When it comes to global security, threats from China and Russia may top the list, but soon they will be completely overshadowed by the impact climate change will have on our collective ability to maintain a semblance of global order.
As David Attenborough warns, climate change now impacts every corner of our planet. “These threats do not divide − they are threats which should unite us. No matter from which part of the world you come − for they face us all.”
The wider consequences of climate change are not disputed: ice caps are melting, sea levels are rising, more volatile and testing weather patterns are emerging. The penny has yet to drop on the repercussions these dramatic changes will have on the government’s ability to protect, feed and power towns and cities as the world competes for ever sparser resources.
“It is inevitable that our armed forces will need to contend with climate-driven instability and conflict”
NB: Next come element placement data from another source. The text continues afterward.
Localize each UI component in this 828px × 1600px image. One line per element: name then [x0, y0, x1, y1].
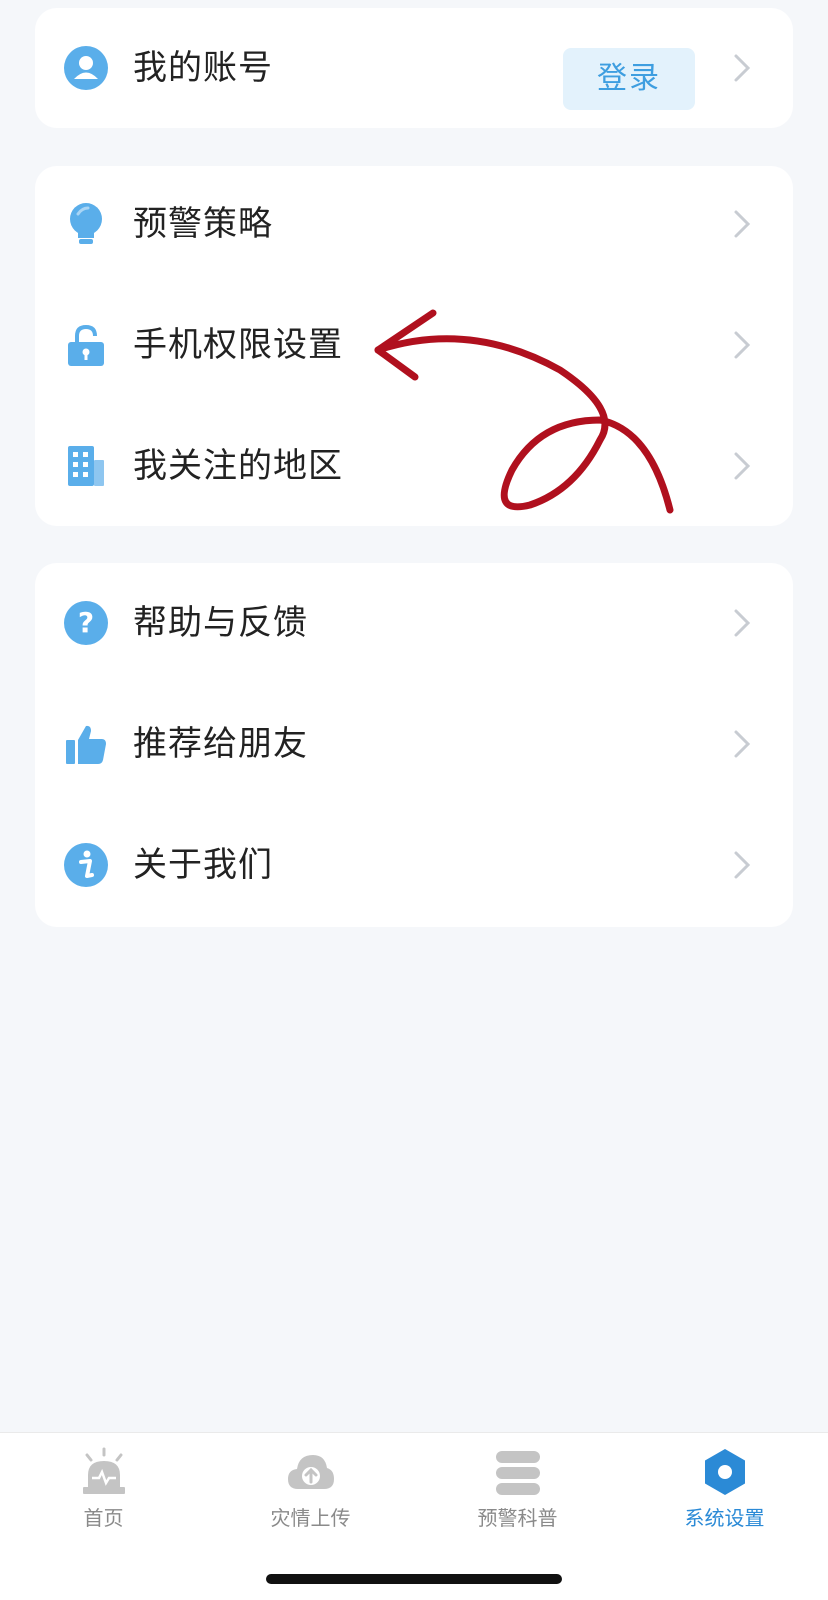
- followed-regions-row[interactable]: 我关注的地区: [35, 416, 793, 516]
- tab-system-settings-label: 系统设置: [684, 1506, 765, 1530]
- cloud-upload-icon: [288, 1455, 334, 1489]
- recommend-friends-row[interactable]: 推荐给朋友: [35, 694, 793, 794]
- chevron-right-icon: [734, 54, 751, 82]
- tab-system-settings[interactable]: 系统设置: [621, 1433, 828, 1553]
- tab-warning-science-label: 预警科普: [477, 1506, 558, 1530]
- phone-permissions-label: 手机权限设置: [133, 325, 343, 365]
- svg-text:?: ?: [78, 606, 94, 639]
- chevron-right-icon: [734, 730, 751, 758]
- login-button[interactable]: 登录: [563, 48, 695, 110]
- chevron-right-icon: [734, 851, 751, 879]
- about-us-label: 关于我们: [133, 845, 273, 885]
- book-stack-icon: [496, 1451, 540, 1495]
- tab-disaster-upload-label: 灾情上传: [270, 1506, 351, 1530]
- about-us-row[interactable]: 关于我们: [35, 815, 793, 915]
- tab-home[interactable]: 首页: [0, 1433, 207, 1553]
- my-account-label: 我的账号: [133, 48, 273, 88]
- chevron-right-icon: [734, 331, 751, 359]
- chevron-right-icon: [734, 452, 751, 480]
- help-feedback-label: 帮助与反馈: [133, 603, 308, 643]
- help-icon: ?: [64, 601, 108, 645]
- home-indicator: [266, 1574, 562, 1584]
- user-icon: [64, 46, 108, 90]
- settings-card: 预警策略 手机权限设置 我关注的地区: [35, 166, 793, 526]
- phone-permissions-row[interactable]: 手机权限设置: [35, 295, 793, 395]
- followed-regions-label: 我关注的地区: [133, 446, 343, 486]
- thumbs-up-icon: [66, 725, 106, 764]
- lightbulb-icon: [70, 203, 102, 244]
- info-icon: [64, 843, 108, 887]
- chevron-right-icon: [734, 609, 751, 637]
- alarm-light-icon: [83, 1447, 125, 1494]
- lock-icon: [68, 324, 104, 366]
- settings-hexagon-icon: [705, 1449, 745, 1495]
- tab-disaster-upload[interactable]: 灾情上传: [207, 1433, 414, 1553]
- my-account-row[interactable]: 我的账号 登录: [35, 18, 793, 118]
- chevron-right-icon: [734, 210, 751, 238]
- tab-home-label: 首页: [83, 1506, 124, 1530]
- account-card: 我的账号 登录: [35, 8, 793, 128]
- tab-warning-science[interactable]: 预警科普: [414, 1433, 621, 1553]
- help-feedback-row[interactable]: ? 帮助与反馈: [35, 573, 793, 673]
- recommend-friends-label: 推荐给朋友: [133, 724, 308, 764]
- warning-strategy-label: 预警策略: [133, 204, 273, 244]
- support-card: ? 帮助与反馈 推荐给朋友 关于我们: [35, 563, 793, 927]
- building-icon: [68, 446, 104, 486]
- warning-strategy-row[interactable]: 预警策略: [35, 174, 793, 274]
Consider the ripple effect war in Ukraine has had on energy, food, migration, continental security, and indeed geo-politics. These challenges will pale into insignificance as half the world’s population, living in environments that are highly vulnerable to climate change, frantically compete for those fewer resources. Increased desertification will see parts of Africa and the Middle East become uninhabitable leading to biblical scales of migration.
The normalisation of violent weather will place demands on security forces which they are currently ill-prepared to handle. This summer the RAF’s largest runway at Brize Norton temporarily closed due to the tarmac melting. Rising sea temperatures in the Middle East and the Caribbean already restrict the Royal Navy surface fleet from operating because ships’ engines cannot be kept cool enough.
Here in the United Kingdom, we recently enjoyed the five hottest consecutive September days on record. Are we ready for the five rainiest days in November, or the five snowiest in February? It is inevitable that our armed forces will need to contend with climate-driven instability and conflict. The Ministry of Defence needs to factor climate change into its long-term thinking. We need to ensure not just our equipment, but how we train and fight, is future-proofed to ensure our armed forces can operate effectively as more extreme climatic conditions and temperature ranges deteriorate.
Warmer oceans and melting ice mean that, in 15 to 20 years, it is estimated the Arctic will be comparatively ice-free in the summer. New transit routes will open in the High North, allowing countries such as Russia easy and quick routes into northern Europe and North America. The potential for international trade and the exploration of critical minerals in this region will create a rush, with countries clamouring for access. Yet presently, our navy is too small to assume any further operational challenges.
This year looks set to be the hottest year on record, and the pressures of climate change means that we will have to adapt faster than ever before. The way forward is clear. Preparing now to improve our resilience will help us be ready for the inevitable problems ahead.
Given the depreciating international threat picture, many of us have long argued for an increase in defence spending to protect our ever-exposed economy. Climate change now strengthens this call.
Climate change will not wait for us to catch up: if we fail to prepare, we will be living in a very uncertain world indeed.